PARIS (Reuters) – Colette Maze says she began playing the piano when she was four years old to find in music the warmth absent in her strict upbringing.
Today, at the age of 106, her playing still exudes great tenderness and sitting at the piano – one of four in her Paris apartment – her agile fingers seem to barely touch the keys as she sways to the sounds of Schumann, Debussy and Chopin.
“It’s my food, my food for the spirit and for the heart”, Maze, a small, vivacious woman, told Reuters.
Born in 1914 into a middle class family, she was homeschooled by her strict mother while her father managed a fertilizer plant.
She then went on to study at the Paris Ecole Normale de Musique in Paris, a conservatoire in the 16th arrondissement, before embarking on a long career as an accompanist at music schools in the capital.
Maze, credits yoga and finger gymnastics for keeping her nimble. If she stops playing she would need to feed her imagination somehow. “But I need something touchable. You need to taste candy, and my fingers need to feel the keys, to feel this,” as her feet reach for the pedals and she begins to play once more.

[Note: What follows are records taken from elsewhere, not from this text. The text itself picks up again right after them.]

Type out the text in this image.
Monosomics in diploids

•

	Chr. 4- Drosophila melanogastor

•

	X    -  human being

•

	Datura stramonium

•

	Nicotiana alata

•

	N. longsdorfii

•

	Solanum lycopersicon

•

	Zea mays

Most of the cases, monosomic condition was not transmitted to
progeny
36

Maze has just recorded her sixth album – a three volume recording of works by Debussy, slated to be released in April. Last year, she recorded pieces by Debussy and another major French composer, Erik Satie.
Her only son Fabrice Maze, born in 1949, says his mother is an inspiration for others, especially during the times of the COVID-19 pandemic.
“On one hand she helps morale. That at 106 you can be on good form if you have passion and looks after yourself — that’s good news,” he says.
“And then her sense of humour, her joy, her love of life, it makes you smile.”